BST Traversal

BST Traversal

Category

Binary Search Trees (BST)

Difficulty

Medium

Problem Statement

Given a Binary Search Tree (BST), implement three classic depth-first traversal methods: in-order, pre-order, and post-order. Each traversal visits every node exactly once but in a different order, and the result is an array of node values in the order they were visited.

  • In-order: left subtree, current node, right subtree
  • Pre-order: current node, left subtree, right subtree
  • Post-order: left subtree, right subtree, current node

Intuition

Each traversal order captures a different structural perspective of the tree. In-order traversal on a BST produces values in sorted (ascending) order because the BST property guarantees that all left descendants are smaller and all right descendants are larger. Pre-order traversal captures the structure needed to reconstruct the tree (root first, then children). Post-order traversal processes children before parents, which is useful for deletion or bottom-up computations.

The recursive nature of trees maps directly to recursive function calls: at each node, you choose when to "visit" the current node relative to recursing on its children.

Approach

  1. Start at the root node.
  2. For in-order traversal:
    • Recursively traverse the left subtree.
    • Append the current node's value to the result array.
    • Recursively traverse the right subtree.
  3. For pre-order traversal:
    • Append the current node's value to the result array.
    • Recursively traverse the left subtree.
    • Recursively traverse the right subtree.
  4. For post-order traversal:
    • Recursively traverse the left subtree.
    • Recursively traverse the right subtree.
    • Append the current node's value to the result array.
  5. Base case: if the current node is null, return immediately.

Pseudocode

function inOrderTraverse(node, array):
    if node is null:
        return
    inOrderTraverse(node.left, array)
    array.append(node.value)
    inOrderTraverse(node.right, array)

function preOrderTraverse(node, array):
    if node is null:
        return
    array.append(node.value)
    preOrderTraverse(node.left, array)
    preOrderTraverse(node.right, array)

function postOrderTraverse(node, array):
    if node is null:
        return
    postOrderTraverse(node.left, array)
    postOrderTraverse(node.right, array)
    array.append(node.value)

Time & Space Complexity

  • Time: O(n) for all three traversals, where n is the number of nodes. Every node is visited exactly once.
  • Space: O(n) total. The result array holds n values. The call stack uses O(h) space where h is the height of the tree (O(log n) for balanced, O(n) for skewed).

Key Insights

  • In-order traversal of a BST always yields values in sorted ascending order.
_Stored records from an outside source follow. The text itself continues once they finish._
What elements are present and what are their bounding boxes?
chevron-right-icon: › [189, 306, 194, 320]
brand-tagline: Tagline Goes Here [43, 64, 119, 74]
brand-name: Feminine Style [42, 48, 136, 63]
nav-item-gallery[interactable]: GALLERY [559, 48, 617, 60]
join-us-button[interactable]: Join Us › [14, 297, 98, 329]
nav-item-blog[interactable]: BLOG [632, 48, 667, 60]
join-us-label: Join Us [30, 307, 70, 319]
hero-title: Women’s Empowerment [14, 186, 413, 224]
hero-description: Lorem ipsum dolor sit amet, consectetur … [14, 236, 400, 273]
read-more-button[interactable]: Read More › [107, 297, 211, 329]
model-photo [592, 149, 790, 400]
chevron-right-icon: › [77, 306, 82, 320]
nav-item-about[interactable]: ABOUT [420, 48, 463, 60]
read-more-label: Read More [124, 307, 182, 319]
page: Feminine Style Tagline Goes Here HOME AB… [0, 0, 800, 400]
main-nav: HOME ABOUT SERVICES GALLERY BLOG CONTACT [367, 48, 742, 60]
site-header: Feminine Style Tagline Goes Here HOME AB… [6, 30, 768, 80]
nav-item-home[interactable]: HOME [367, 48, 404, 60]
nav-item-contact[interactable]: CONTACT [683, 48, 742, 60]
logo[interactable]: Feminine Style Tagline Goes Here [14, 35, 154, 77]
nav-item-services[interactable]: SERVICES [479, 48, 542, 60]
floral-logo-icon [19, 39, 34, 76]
This is a direct consequence of the BST invariant.
  • Pre-order traversal output can be used to uniquely reconstruct the original BST.
  • Post-order traversal is useful when you need to process children before their parent (e.g., computing subtree sizes, freeing memory).
  • All three traversals can also be implemented iteratively using an explicit stack, which avoids potential stack overflow for very deep trees.

Edge Cases

  • Empty tree (root is null): return an empty array for all traversals.
  • Single-node tree: all three traversals return an array with just that one value.
  • Completely left-skewed or right-skewed tree: recursion depth equals n, which may cause stack overflow for very large n.
  • Tree with duplicate values (if the BST allows them): traversal order depends on where duplicates are placed (left or right subtree).